Upon entering the exhibition, the viewer is confronted by Background Story 7, a seemingly conventional Chinese landscape. However, this work is actually a lightbox lit from behind to create the illusion of painting. Bristly shrubs and misty mountains are created on the front of the ‘canvas’ by taping discarded materials and natural debris to the back of translucent acrylic. Background Story 7 is a lively and respectful re-creation of a 1705 Qing Dynasty work, Landscape Painted on the Double Ninth, in the collection of the Metropolitan Museum of Art. By using common, ephemeral materials, Xu is creating not a concrete painting, but a work of shadows that play with the viewer’s perceptions.

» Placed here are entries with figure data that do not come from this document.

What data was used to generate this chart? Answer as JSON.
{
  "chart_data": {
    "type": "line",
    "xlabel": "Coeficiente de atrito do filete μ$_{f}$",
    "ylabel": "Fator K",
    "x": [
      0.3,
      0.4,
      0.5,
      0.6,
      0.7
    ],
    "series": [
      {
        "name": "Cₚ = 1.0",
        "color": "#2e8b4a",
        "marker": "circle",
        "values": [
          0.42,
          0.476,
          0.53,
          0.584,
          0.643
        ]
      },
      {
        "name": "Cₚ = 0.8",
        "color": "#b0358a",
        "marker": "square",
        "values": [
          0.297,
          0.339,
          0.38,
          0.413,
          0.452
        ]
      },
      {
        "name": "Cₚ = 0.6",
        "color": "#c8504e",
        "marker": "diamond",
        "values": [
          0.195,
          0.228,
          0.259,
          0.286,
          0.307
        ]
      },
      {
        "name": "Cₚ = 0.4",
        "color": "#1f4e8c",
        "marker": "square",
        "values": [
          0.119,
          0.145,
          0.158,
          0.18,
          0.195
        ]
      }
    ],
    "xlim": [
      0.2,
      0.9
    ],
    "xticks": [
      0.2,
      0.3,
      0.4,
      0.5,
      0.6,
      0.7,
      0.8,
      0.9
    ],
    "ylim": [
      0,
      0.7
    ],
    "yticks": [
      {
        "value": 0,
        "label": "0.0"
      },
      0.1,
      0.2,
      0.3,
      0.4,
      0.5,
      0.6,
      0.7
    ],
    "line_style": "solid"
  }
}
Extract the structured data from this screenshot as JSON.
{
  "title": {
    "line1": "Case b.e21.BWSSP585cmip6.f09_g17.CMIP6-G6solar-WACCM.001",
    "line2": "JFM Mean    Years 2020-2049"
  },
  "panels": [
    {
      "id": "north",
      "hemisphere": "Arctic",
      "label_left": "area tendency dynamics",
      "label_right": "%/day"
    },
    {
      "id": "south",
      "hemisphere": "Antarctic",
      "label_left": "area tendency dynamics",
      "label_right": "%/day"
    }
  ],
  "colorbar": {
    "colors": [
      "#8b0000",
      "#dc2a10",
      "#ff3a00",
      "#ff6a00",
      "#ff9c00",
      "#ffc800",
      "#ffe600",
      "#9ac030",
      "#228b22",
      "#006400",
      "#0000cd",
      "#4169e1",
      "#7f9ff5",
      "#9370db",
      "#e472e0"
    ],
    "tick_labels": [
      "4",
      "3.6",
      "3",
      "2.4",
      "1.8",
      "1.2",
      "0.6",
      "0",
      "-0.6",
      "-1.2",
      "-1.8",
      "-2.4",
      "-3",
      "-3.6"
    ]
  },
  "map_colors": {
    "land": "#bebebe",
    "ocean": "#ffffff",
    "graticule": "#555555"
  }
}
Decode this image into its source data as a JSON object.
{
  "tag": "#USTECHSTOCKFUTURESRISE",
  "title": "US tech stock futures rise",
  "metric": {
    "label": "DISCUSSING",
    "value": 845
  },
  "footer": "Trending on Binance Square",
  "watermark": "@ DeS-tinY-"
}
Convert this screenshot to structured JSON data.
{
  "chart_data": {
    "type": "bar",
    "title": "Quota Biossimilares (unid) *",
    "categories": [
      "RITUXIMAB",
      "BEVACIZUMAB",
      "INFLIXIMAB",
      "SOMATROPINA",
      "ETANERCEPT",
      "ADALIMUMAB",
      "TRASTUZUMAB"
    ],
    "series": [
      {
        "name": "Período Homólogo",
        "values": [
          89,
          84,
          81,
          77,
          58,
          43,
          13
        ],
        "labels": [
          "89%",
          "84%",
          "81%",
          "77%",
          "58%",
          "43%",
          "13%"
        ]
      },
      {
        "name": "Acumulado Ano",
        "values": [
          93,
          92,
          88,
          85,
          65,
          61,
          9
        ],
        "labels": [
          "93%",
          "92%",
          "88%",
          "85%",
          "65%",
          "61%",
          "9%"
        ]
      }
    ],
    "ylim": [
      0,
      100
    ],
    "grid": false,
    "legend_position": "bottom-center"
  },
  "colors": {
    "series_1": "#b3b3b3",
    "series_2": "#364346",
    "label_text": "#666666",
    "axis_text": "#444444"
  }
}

Stowed away in the back of the exhibition is what appears to be a forty foot long tiger skin carpet, but is actually more than half a million cigarettes adhered together standing either filter or tip side up. Creating the look of animal stripes with an intricate pattern of white and orange, 1st Class is a commentary on global trade and exploitation. This work is part of a series that explores the history of the tobacco industry and trade in the various places where Xu has worked. 1st Class responds to the history of Duke University, where Xu was a visiting artist. The Duke family made their fortune in tobacco and found great success in targeting China as a new market for tobacco products. The cigarettes used in 1st Class are an American discount brand, while the cigarettes used for a similar work, Honor and Splendor, that was shown at the Shanghai Gallery of Art, are a discount Chinese brand instead. A solo exhibition at the Virginia Museum of Fine Arts surveyed the wide-ranging works Xu has created relating to the tobacco industry. Included in this exhibit was a work that calls attention to Xu’s personal connection to the topic—a recorded voice reading out the medical records of Xu’s father, who died from lung cancer. This series highlights his fascination with the past and how it informs today’s economies and politics.
The monumental work Phoenix is the centerpiece of the exhibition. This work consists of a pair of enormous birds, each 12 tons in weight and almost 100 feet long, suspended from the ceiling of the museum’s Building 5 gallery. The tremendously challenging installation of this work is a fascinating story, and one that is explained on MassMoCA’s blog. Like other works by Xu Bing, Phoenix originates with a traditional Chinese motif and is transformed through unexpected materials. Xu was originally commissioned to create the work for the glass atrium of the World Financial Tower in Beijing. Upon visiting the site, Xu was shocked by the contrast between the poor conditions of the construction workers and the fast-paced economic development of China. As a result, Xu created Phoenix with construction debris from work sites, which caused the builders of the Financial Tower to withdraw their commission. Luckily, Xu found alternative support for the project, and Phoenix has been exhibited at two art institutions in China as well as at Mass MoCA. Thus, a work that was originally intended to be a celebration of China’s economic successes now highlights the inequalities that this prosperity has created.
Xu Bing: Phoenix is on view through Oct 27, 2013 at Mass MoCA.